Ce sont de beaux dispositifs de soutien et nous faisons preuve de la plus grande éthique possible dans l’utilisation de cet argent public : une personne en activité partielle ne travaille jamais les journées off (comme cela a pu être dénoncé par ailleurs).

Il s’agit d’être dans l’anticipation pour ne pas prendre de décisions difficiles. Avec, peut-être pour nous, cette difficulté supplémentaire : depuis deux ans, ici Barbès est une agence indépendante, après un long parcours dans un groupe de communication avec des actionnaires solides. Forcément, c’est compliqué de se retrouver à nouveau dans la situation d’être quelque peu livrés à nous-mêmes, mais dans un contexte totalement différent aujourd’hui. C’est aussi un atout, car les décisions sont prises plus rapidement en restant attachées à des valeurs entrepreneuriales.

Vous avez des clients très différents et diversement touchés par la crise liée à la pandémie. Comment trouver le ton juste pour les inciter à poursuivre leurs prises de parole ?

L.V. : D’une manière générale, la majeure partie de nos clients, à quelques exceptions près, naviguent dans les secteurs de « l’intérêt général » : santé, mutualisme, etc. Nos clients sont là pour montrer l’intérêt qu’ils portent à l’humain, à la solidarité, c’est dans leur ADN. Ce n’est donc pas très compliqué de communiquer, c’est même presque encore moins compliqué maintenant. Pour les clients qui ont déjà cet ADN, nous pouvons leur dire d’être un peu plus audacieux. Les éléments de langage de ces marques-là sont presque devenus des éléments de langage commun à tous face à la crise, il ne faut donc pas hésiter à aller plus loin.

La crise a fait monter au premier rang des préoccupations des citoyens, la santé, le « care » pour soi et les autres, c’est une notion préexistante chez certains de nos clients, mais qu’ils hésitent désormais à utiliser tellement elle est employée actuellement. Cela nous donne un levier supplémentaire pour les conseiller dans la réinvention de leur communication afin qu’ils parviennent à se distinguer, chacun avec ses forces, et les faire s’inscrire dans le domaine de la transformation.

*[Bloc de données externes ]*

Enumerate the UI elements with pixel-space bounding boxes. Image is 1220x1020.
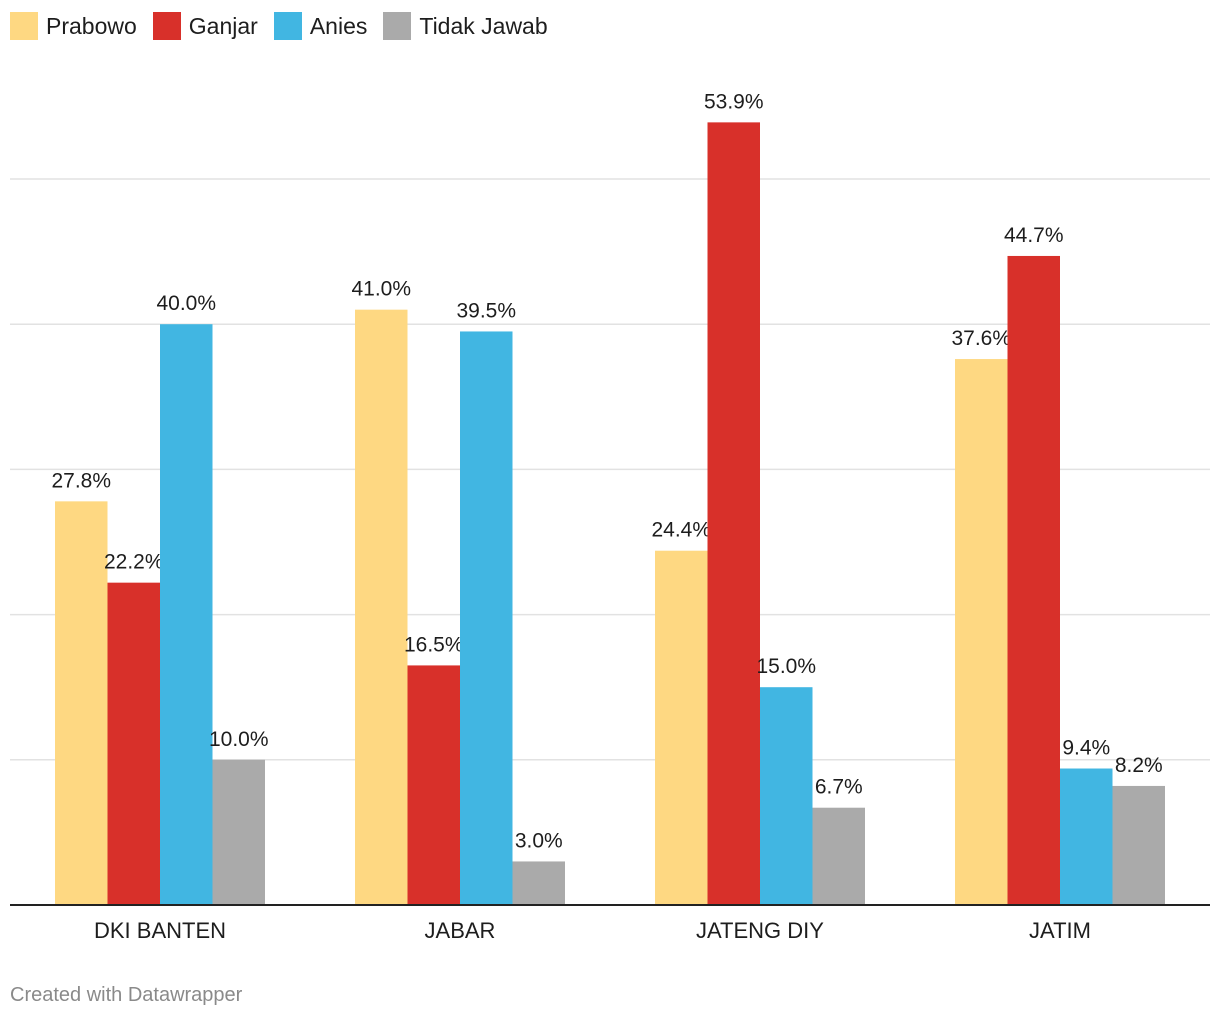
bar-tidak-jawab [212, 759, 265, 905]
data-label: 40.0% [156, 292, 216, 315]
legend-item-prabowo: Prabowo [10, 12, 137, 40]
bar-tidak-jawab [512, 861, 565, 905]
data-label: 37.6% [951, 327, 1011, 350]
bar-anies [460, 331, 513, 906]
data-label: 10.0% [209, 728, 269, 751]
data-label: 39.5% [456, 299, 516, 322]
legend-swatch-anies [273, 12, 302, 40]
legend-swatch-prabowo [10, 12, 38, 40]
bar-ganjar [707, 122, 760, 905]
data-label: 15.0% [756, 655, 816, 678]
bar-anies [760, 687, 813, 905]
legend-label-anies: Anies [309, 12, 368, 39]
bar-prabowo [355, 309, 408, 905]
bar-prabowo [55, 501, 108, 905]
x-tick-label: JATENG DIY [696, 918, 824, 943]
chart-legend: Prabowo Ganjar Anies Tidak Jawab [10, 12, 564, 40]
legend-label-ganjar: Ganjar [188, 12, 258, 39]
data-label: 6.7% [815, 776, 863, 799]
data-label: 16.5% [404, 633, 464, 656]
x-tick-label: JATIM [1029, 918, 1091, 943]
data-label: 8.2% [1115, 754, 1163, 777]
legend-label-prabowo: Prabowo [46, 12, 137, 39]
legend-item-ganjar: Ganjar [152, 12, 258, 40]
bar-ganjar [407, 665, 460, 905]
data-label: 22.2% [104, 551, 164, 574]
legend-item-anies: Anies [273, 12, 368, 40]
data-label: 3.0% [515, 829, 563, 852]
footer-credit: Created with Datawrapper [10, 984, 243, 1006]
bar-anies [160, 324, 213, 905]
data-label: 53.9% [704, 90, 764, 113]
bar-prabowo [955, 359, 1008, 906]
bar-ganjar [1007, 255, 1060, 905]
data-label: 44.7% [1004, 224, 1064, 247]
data-label: 9.4% [1062, 737, 1110, 760]
legend-item-tidak-jawab: Tidak Jawab [383, 12, 548, 40]
bar-tidak-jawab [1112, 785, 1165, 905]
legend-label-tidak-jawab: Tidak Jawab [419, 12, 548, 39]
x-tick-label: JABAR [425, 918, 496, 943]
legend-swatch-tidak-jawab [383, 12, 412, 40]
bar-anies [1060, 768, 1113, 905]
x-tick-label: DKI BANTEN [94, 918, 226, 943]
bar-ganjar [107, 582, 160, 905]
bar-tidak-jawab [812, 807, 865, 905]
legend-swatch-ganjar [152, 12, 181, 40]
data-label: 27.8% [51, 469, 111, 492]
bar-prabowo [655, 550, 708, 905]
data-label: 24.4% [651, 519, 711, 542]
data-label: 41.0% [351, 278, 411, 301]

La communication a-t-elle un rôle à jouer face à la crise sanitaire ?

L.V. : Globalement, la communication, dans ce qu’elle peut générer en termes de réflexion sur le vivre ensemble et les sujets sur lesquels il est nécessaire d’être attentifs a un rôle à jouer. On le voit, même si ce n’est pas à la faveur de la crise, sur les sujets concernant la mixité, la diversité, le développement durable et la manière de les porter pour les agences en étant soi-même exemplaire dessus. Ces sujets étaient déjà dans les tuyaux et le sont plus que jamais. La crise a beaucoup interrogé, chahuté et rendu plus exigeant et urgent un certain nombre de sujets, c’est le rôle de la communication de les faire siens.

La mise à disposition des vaccins contre le Covid-19 change-t-elle les perspectives de sortie de crise économique ? On imagine que cela permet aussi bien aux entreprises qu’aux individus de se projeter un peu plus…

L.V. : On se positionne tous individuellement par rapport aux vaccins et le fait de le recevoir. Collectivement, j’ai grand espoir que ce vaccin permette à chacun, au fur et à mesure de son déploiement, de sortir de son petit trou de souris, que ce soit son appartement dans lequel on n’a jamais passé autant de temps, ou dans sa vie sociale dont on a eu à nouveau un bref aperçu cet été et à Noël.

Le fait de se remettre en marche ensemble dans un lien social et la possibilité de se côtoyer rend le vaccin plein d’espoir. Il va évidemment remettre en marche la machine économique s’il nous permet de retrouver les salles de cinéma, d’aller au restaurant, à un événement, etc. Cela va relancer le désir. Le désir est moteur, mais il a malheureusement été émoussé par la contrainte.

Vos trois valeurs pour affronter les prochains mois ?

L.V. : Le courage : c’est l’une des valeurs que j’aime transmettre aux autres. Le respect : par le respect, j’entends mieux s’écouter les uns les autres. On parle beaucoup, mais on ne s’écoute pas assez. Et enfin, l’optimisme.

Ce sont des valeurs que l’on essaie de faire vivre à l’agence. Ces trois mots-là sont aussi les mots du collectif, de sa volonté de produire, d’exigence et de se tourner vers l’autre au moindre doute.